I went with a caveman approach, loading all the rows in the database to memory, iterating through all of them, decrypting the field, removing all non-essential characters and then doing a comparison. I don't think I need to elaborate what happened when I pushed this to production.

approach #2

I modified the repository call to return a stream of IceCreams. This approach was far less strenuous  but it still took a fair while to iterate and match all possible subscriptions in the csv.

Stream<IceCream> iceCreamStream = iceCreamRepository.findByEncryptedFieldNotNull();
  
iceCreamStream.forEach(iceCream -> {
    // do some processing
    entityManager.detach(iceCream);
});

approach #3

I fetched all the rows from db in a paginated manner, set the decrypted field as a key to the hashmap which was stripped of all special characters, with the value being the id of that particular subscription.
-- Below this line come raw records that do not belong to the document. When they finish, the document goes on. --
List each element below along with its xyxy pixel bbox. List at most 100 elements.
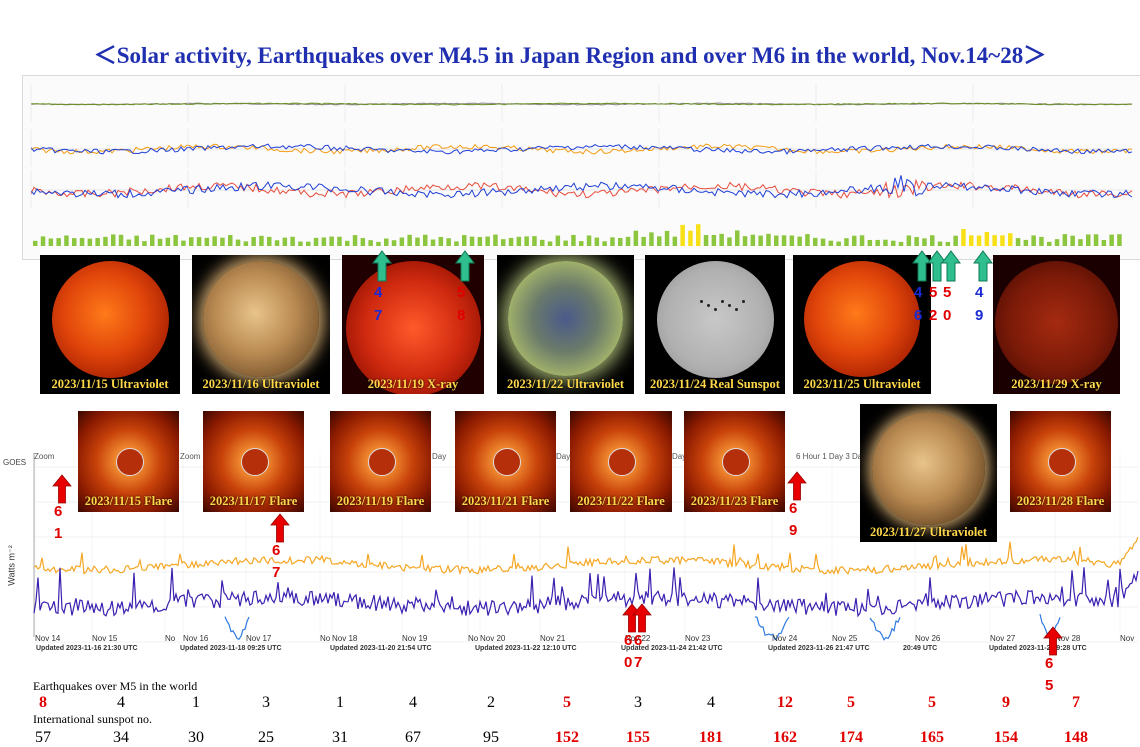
sun-image-caption: 2023/11/19 X-ray bbox=[367, 377, 459, 391]
kp-index-bar bbox=[368, 240, 373, 246]
kp-index-bar bbox=[454, 241, 459, 246]
kp-index-bar bbox=[688, 230, 693, 246]
sunspot-count: 181 bbox=[699, 729, 723, 746]
kp-index-bar bbox=[103, 236, 108, 246]
sun-image-5: 2023/11/25 Ultraviolet bbox=[793, 255, 931, 394]
sunspot-dot bbox=[700, 300, 703, 303]
arrow-shape bbox=[632, 603, 652, 633]
kp-index-bar bbox=[805, 234, 810, 246]
sunspot-count: 154 bbox=[994, 729, 1018, 746]
kp-index-bar bbox=[945, 241, 951, 246]
kp-index-bar bbox=[48, 238, 54, 246]
kp-index-bar bbox=[243, 241, 249, 246]
overview-series-line bbox=[31, 102, 1133, 106]
magnitude-digit: 6 bbox=[1045, 655, 1054, 672]
sunspot-dot bbox=[742, 300, 745, 303]
arrow-shape bbox=[372, 250, 392, 282]
kp-index-bar bbox=[563, 240, 568, 246]
kp-index-bar bbox=[1023, 239, 1029, 246]
kp-index-bar bbox=[813, 237, 818, 246]
flare-image-caption: 2023/11/19 Flare bbox=[336, 494, 425, 508]
kp-index-bar bbox=[1070, 235, 1075, 246]
flare-image-2: 2023/11/19 Flare bbox=[330, 411, 431, 512]
kp-index-bar bbox=[797, 236, 802, 246]
kp-index-bar bbox=[1093, 234, 1099, 246]
magnitude-digit: 6 bbox=[789, 500, 798, 517]
kp-index-bar bbox=[703, 235, 709, 246]
kp-index-bar bbox=[267, 236, 272, 246]
sunspot-count: 165 bbox=[920, 729, 944, 746]
sun-disc bbox=[51, 261, 169, 378]
kp-index-bar bbox=[313, 237, 319, 246]
earthquake-count: 1 bbox=[336, 694, 344, 711]
kp-index-bar bbox=[625, 236, 631, 246]
kp-index-bar bbox=[922, 238, 927, 246]
kp-index-bar bbox=[664, 230, 670, 246]
kp-index-bar bbox=[1039, 236, 1044, 246]
sun-disc bbox=[656, 261, 774, 378]
flare-image-caption: 2023/11/15 Flare bbox=[84, 494, 173, 508]
kp-index-bar bbox=[79, 237, 85, 246]
earthquake-count: 3 bbox=[634, 694, 642, 711]
arrow-shape bbox=[455, 250, 475, 282]
kp-index-bar bbox=[711, 234, 717, 246]
flare-image-caption: 2023/11/21 Flare bbox=[461, 494, 550, 508]
goes-x-tick-4: Nov 17 bbox=[246, 634, 272, 643]
arrow-shape bbox=[270, 513, 290, 543]
arrow-up-icon bbox=[52, 474, 72, 504]
goes-update-stamp-6: 20:49 UTC bbox=[903, 645, 938, 652]
sunspot-count: 34 bbox=[113, 729, 129, 746]
kp-index-bar bbox=[532, 236, 537, 246]
flare-image-5: 2023/11/23 Flare bbox=[684, 411, 785, 512]
magnitude-digit: 5 bbox=[457, 284, 466, 301]
kp-index-bar bbox=[165, 237, 171, 246]
zoom-control-5: 6 Hour 1 Day 3 Day bbox=[796, 452, 867, 461]
arrow-shape bbox=[941, 250, 961, 282]
sunspot-row-label: International sunspot no. bbox=[33, 712, 152, 726]
goes-update-stamp-5: Updated 2023-11-26 21:47 UTC bbox=[768, 645, 870, 652]
kp-index-bar bbox=[134, 235, 139, 246]
kp-index-bar bbox=[867, 239, 873, 246]
kp-index-bar bbox=[1015, 238, 1021, 246]
kp-index-bar bbox=[524, 236, 529, 246]
kp-index-bar bbox=[930, 235, 935, 246]
kp-index-bar bbox=[657, 236, 662, 246]
arrow-up-icon bbox=[973, 250, 993, 282]
kp-index-bar bbox=[150, 234, 155, 246]
sunspot-count: 57 bbox=[35, 729, 51, 746]
occulter-disc bbox=[367, 448, 396, 476]
kp-index-bar bbox=[142, 241, 147, 246]
zoom-control-0: Zoom bbox=[34, 452, 55, 461]
kp-index-bar bbox=[976, 235, 982, 246]
kp-index-bar bbox=[376, 241, 381, 246]
kp-index-bar bbox=[633, 230, 639, 246]
sunspot-count: 30 bbox=[188, 729, 204, 746]
arrow-shape bbox=[52, 474, 72, 504]
kp-index-bar bbox=[750, 234, 756, 246]
arrow-up-icon bbox=[270, 513, 290, 543]
kp-index-bar bbox=[337, 236, 342, 246]
zoom-control-3: Day bbox=[556, 452, 571, 461]
kp-index-bar bbox=[586, 235, 592, 246]
sun-image-6: 2023/11/29 X-ray bbox=[993, 255, 1120, 394]
kp-index-bar bbox=[95, 238, 100, 246]
sunspot-count: 155 bbox=[626, 729, 650, 746]
kp-index-bar bbox=[118, 234, 124, 246]
flare-image-4: 2023/11/22 Flare bbox=[570, 411, 672, 512]
sun-image-caption: 2023/11/22 Ultraviolet bbox=[507, 377, 624, 391]
kp-index-bar bbox=[696, 224, 701, 246]
sunspot-dot bbox=[714, 308, 717, 311]
kp-index-bar bbox=[126, 239, 132, 246]
kp-index-bar bbox=[259, 235, 264, 246]
kp-index-bar bbox=[399, 237, 405, 246]
magnitude-digit: 7 bbox=[374, 307, 383, 324]
kp-index-bar bbox=[735, 230, 740, 246]
earthquake-count: 4 bbox=[117, 694, 125, 711]
kp-index-bar bbox=[1109, 234, 1114, 246]
kp-index-bar bbox=[571, 234, 576, 246]
kp-index-bar bbox=[501, 239, 506, 246]
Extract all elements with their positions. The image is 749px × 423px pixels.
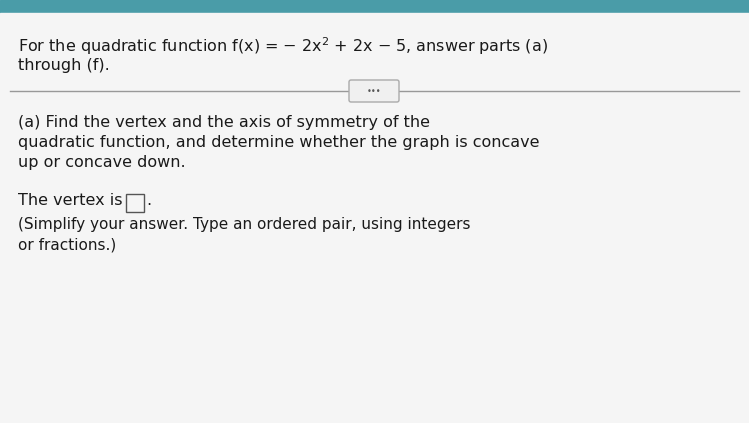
Text: through (f).: through (f). bbox=[18, 58, 110, 73]
FancyBboxPatch shape bbox=[126, 194, 144, 212]
Text: .: . bbox=[146, 193, 151, 208]
Text: •••: ••• bbox=[367, 86, 381, 96]
Bar bbox=[0, 0, 749, 13]
Text: quadratic function, and determine whether the graph is concave: quadratic function, and determine whethe… bbox=[18, 135, 539, 150]
FancyBboxPatch shape bbox=[349, 80, 399, 102]
Text: or fractions.): or fractions.) bbox=[18, 237, 116, 252]
Text: up or concave down.: up or concave down. bbox=[18, 155, 186, 170]
Text: The vertex is: The vertex is bbox=[18, 193, 123, 208]
Text: For the quadratic function f(x) = $-$ 2x$^2$ + 2x $-$ 5, answer parts (a): For the quadratic function f(x) = $-$ 2x… bbox=[18, 35, 548, 57]
Text: (Simplify your answer. Type an ordered pair, using integers: (Simplify your answer. Type an ordered p… bbox=[18, 217, 470, 232]
Text: (a) Find the vertex and the axis of symmetry of the: (a) Find the vertex and the axis of symm… bbox=[18, 115, 430, 130]
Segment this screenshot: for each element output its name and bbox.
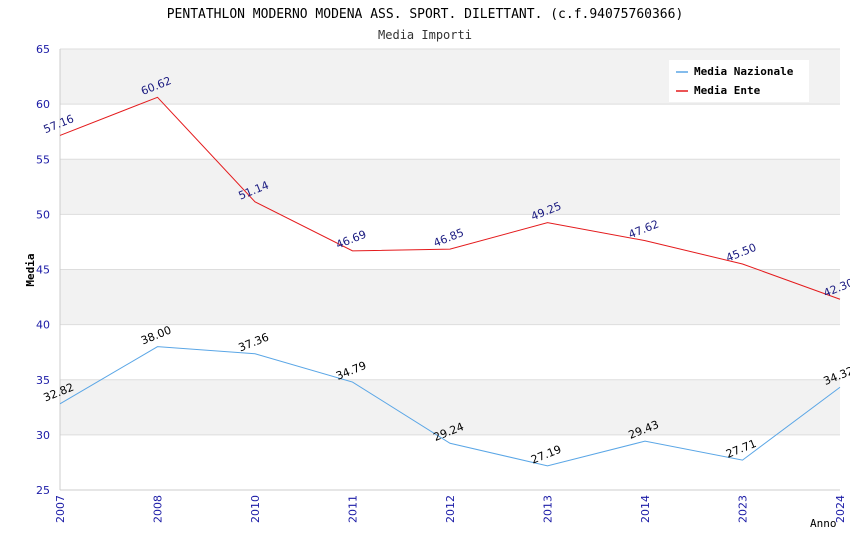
legend: Media Nazionale Media Ente bbox=[669, 60, 809, 102]
y-axis-label: Media bbox=[24, 253, 37, 286]
x-tick-label: 2008 bbox=[152, 495, 165, 523]
x-tick-label: 2013 bbox=[542, 495, 555, 523]
grid-band bbox=[60, 214, 840, 270]
x-tick-label: 2014 bbox=[639, 495, 652, 523]
x-tick-label: 2012 bbox=[444, 495, 457, 523]
y-tick-label: 60 bbox=[36, 98, 50, 111]
x-tick-label: 2011 bbox=[347, 495, 360, 523]
y-tick-label: 65 bbox=[36, 43, 50, 56]
grid-band bbox=[60, 379, 840, 435]
chart-title: PENTATHLON MODERNO MODENA ASS. SPORT. DI… bbox=[167, 7, 684, 22]
x-tick-label: 2007 bbox=[54, 495, 67, 523]
x-tick-label: 2024 bbox=[834, 495, 847, 523]
series-line-media-ente bbox=[59, 96, 841, 300]
y-tick-label: 35 bbox=[36, 374, 50, 387]
grid-band bbox=[60, 434, 840, 490]
grid-band bbox=[60, 159, 840, 215]
x-tick-label: 2023 bbox=[737, 495, 750, 523]
y-tick-label: 30 bbox=[36, 429, 50, 442]
y-tick-label: 50 bbox=[36, 208, 50, 221]
legend-box bbox=[669, 60, 809, 102]
grid-band bbox=[60, 104, 840, 160]
chart-subtitle: Media Importi bbox=[378, 28, 472, 42]
y-tick-label: 40 bbox=[36, 319, 50, 332]
series-line-media-nazionale bbox=[59, 346, 841, 467]
series-lines bbox=[59, 96, 841, 467]
x-tick-labels: 2007 2008 2010 2011 2012 2013 2014 2023 2024 bbox=[54, 495, 847, 523]
legend-label-media-nazionale: Media Nazionale bbox=[694, 65, 794, 78]
y-tick-labels: 25 30 35 40 45 50 55 60 65 bbox=[36, 43, 50, 497]
y-tick-label: 45 bbox=[36, 264, 50, 277]
grid-bands bbox=[60, 49, 840, 490]
x-tick-label: 2010 bbox=[249, 495, 262, 523]
legend-label-media-ente: Media Ente bbox=[694, 84, 761, 97]
y-tick-label: 55 bbox=[36, 153, 50, 166]
y-tick-label: 25 bbox=[36, 484, 50, 497]
grid-band bbox=[60, 324, 840, 380]
grid-band bbox=[60, 269, 840, 325]
x-axis-label: Anno bbox=[810, 517, 837, 530]
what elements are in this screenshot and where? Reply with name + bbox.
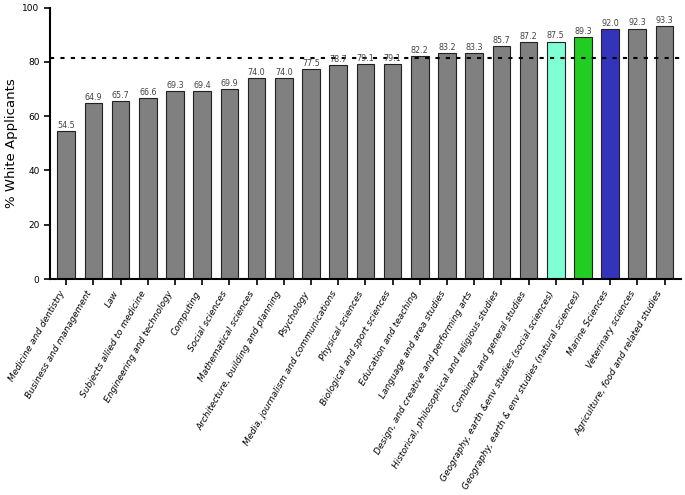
Bar	[356, 64, 374, 279]
Bar	[112, 101, 129, 279]
Text: 66.6: 66.6	[139, 88, 157, 97]
Bar	[221, 89, 238, 279]
Text: 78.7: 78.7	[329, 55, 347, 64]
Bar	[547, 42, 564, 279]
Text: 92.0: 92.0	[601, 19, 619, 28]
Text: 87.2: 87.2	[520, 32, 538, 41]
Bar	[139, 99, 157, 279]
Text: 83.3: 83.3	[465, 43, 483, 52]
Text: 77.5: 77.5	[302, 58, 320, 68]
Bar	[493, 47, 510, 279]
Text: 69.9: 69.9	[221, 79, 238, 88]
Text: 89.3: 89.3	[574, 27, 592, 36]
Bar	[628, 29, 646, 279]
Bar	[411, 56, 429, 279]
Bar	[193, 91, 211, 279]
Bar	[520, 43, 537, 279]
Text: 93.3: 93.3	[656, 16, 673, 25]
Text: 79.1: 79.1	[384, 54, 401, 63]
Bar	[84, 103, 102, 279]
Bar	[58, 131, 75, 279]
Text: 65.7: 65.7	[112, 91, 129, 99]
Text: 79.1: 79.1	[356, 54, 374, 63]
Text: 85.7: 85.7	[493, 37, 510, 46]
Y-axis label: % White Applicants: % White Applicants	[5, 79, 18, 208]
Text: 69.4: 69.4	[193, 81, 211, 90]
Text: 74.0: 74.0	[275, 68, 292, 77]
Text: 64.9: 64.9	[85, 93, 102, 102]
Text: 74.0: 74.0	[248, 68, 265, 77]
Text: 69.3: 69.3	[166, 81, 184, 90]
Bar	[601, 29, 619, 279]
Bar	[574, 37, 592, 279]
Text: 92.3: 92.3	[628, 18, 646, 28]
Bar	[275, 78, 292, 279]
Bar	[248, 78, 265, 279]
Text: 82.2: 82.2	[411, 46, 429, 55]
Bar	[329, 65, 347, 279]
Bar	[656, 26, 673, 279]
Text: 54.5: 54.5	[58, 121, 75, 130]
Text: 87.5: 87.5	[547, 32, 564, 41]
Bar	[302, 69, 320, 279]
Bar	[465, 53, 483, 279]
Bar	[166, 91, 184, 279]
Bar	[384, 64, 401, 279]
Bar	[438, 53, 456, 279]
Text: 83.2: 83.2	[438, 43, 456, 52]
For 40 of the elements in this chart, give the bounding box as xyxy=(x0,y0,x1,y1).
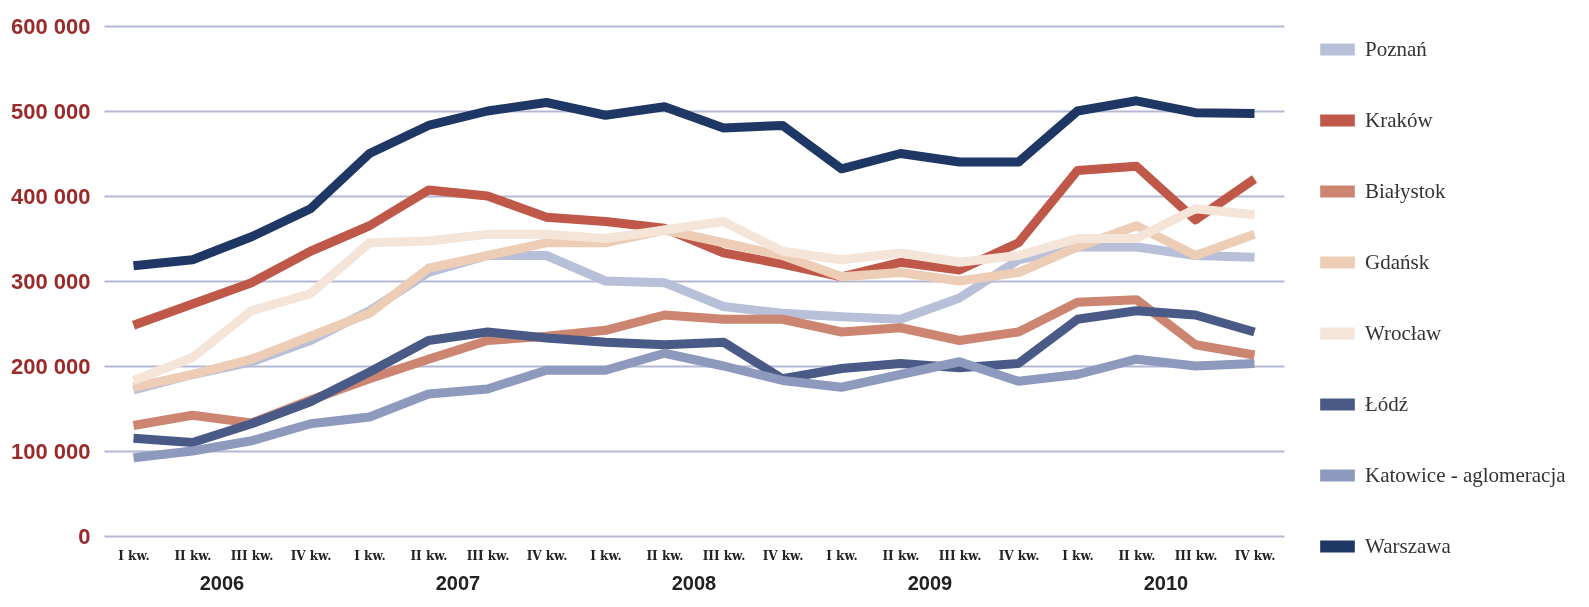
legend-label: Kraków xyxy=(1365,107,1434,132)
x-tick-label: III kw. xyxy=(938,548,982,563)
x-tick-label: I kw. xyxy=(118,548,150,563)
legend-label: Katowice - aglomeracja xyxy=(1365,462,1567,487)
legend-label: Wrocław xyxy=(1365,320,1442,345)
x-tick-label: IV kw. xyxy=(1234,548,1276,563)
legend-label: Gdańsk xyxy=(1365,249,1430,274)
x-tick-label: IV kw. xyxy=(290,548,332,563)
text: 2006 xyxy=(199,572,245,594)
x-tick-label: I kw. xyxy=(590,548,622,563)
x-tick-label: IV kw. xyxy=(526,548,568,563)
y-tick-label: 0 xyxy=(78,523,91,549)
text: 2008 xyxy=(671,572,717,594)
text: 2010 xyxy=(1143,572,1189,594)
y-tick-label: 500 000 xyxy=(10,98,91,124)
y-tick-label: 100 000 xyxy=(10,438,91,464)
x-tick-label: III kw. xyxy=(702,548,746,563)
legend-label: Warszawa xyxy=(1365,533,1452,558)
x-tick-label: IV kw. xyxy=(998,548,1040,563)
x-tick-label: III kw. xyxy=(230,548,274,563)
x-tick-label: III kw. xyxy=(1174,548,1218,563)
text: 2009 xyxy=(907,572,953,594)
legend-label: Łódź xyxy=(1365,391,1409,416)
y-tick-label: 200 000 xyxy=(10,353,91,379)
x-tick-label: II kw. xyxy=(174,548,212,563)
text: 2007 xyxy=(435,572,481,594)
y-tick-label: 300 000 xyxy=(10,268,91,294)
y-tick-label: 600 000 xyxy=(10,13,91,39)
legend-label: Białystok xyxy=(1365,178,1446,203)
x-tick-label: I kw. xyxy=(354,548,386,563)
y-tick-label: 400 000 xyxy=(10,183,91,209)
x-tick-label: IV kw. xyxy=(762,548,804,563)
x-tick-label: I kw. xyxy=(826,548,858,563)
x-tick-label: II kw. xyxy=(882,548,920,563)
x-tick-label: II kw. xyxy=(1118,548,1156,563)
x-tick-label: II kw. xyxy=(646,548,684,563)
legend-label: Poznań xyxy=(1365,36,1428,61)
x-tick-label: III kw. xyxy=(466,548,510,563)
x-tick-label: I kw. xyxy=(1062,548,1094,563)
x-tick-label: II kw. xyxy=(410,548,448,563)
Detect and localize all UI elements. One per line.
I then iterated through all the records of the csv, and used the encrypted field value (decrypted in the csv) to find a match in the hashmap. Added the value returned for every match to a list whose corresponding records in the database would be later updated in a bulk operation.

Pageable pageRequest = PageRequest.of(0, 20000);
Page<IceCream> iceCreamPage = iceCreamRepository.findByEncryptedFieldNotNull(localDateTime, pageRequest);

while (!iceCreamPage.isEmpty()) {
    pageRequest = pageRequest.next();

    List<IceCream> iceCreams = iceCreamPage.getContent();

    for (int i = 0; i < iceCreams.size() - 1; i++) {
        map.put(iceCreams.get(i).getEncryptedFieldName(), iceCreams.get(i).getIceCreamPublicId());
    }

    iceCreamPage = iceCreamRepository.findByEncryptedFieldNotNull(localDateTime, pageRequest);
}


for (int i = 0; i < agentIceCreamRenewals.size() - 1; i++) {
    var agentIceCreamRenewal = agentIceCreamRenewals.get(i);
    var decryptedField = agentIceCreamRenewal.getEncryptedField().replaceAll("[-\\/\\\\]", "");

    if (map.containsKey(decryptedField)) {
        // this is a match
    }
}

The first two approaches took around couple of hours for the job to finish (the service was written using Spring Batch). The third approach was way faster taking less than a minute. I think it was better having a hashmap with key and value both possessing String values than have a million entities in memory.

I am not sure if this was the most the efficient way I could solve this. But at the time, it was something that got the job done, so yeah.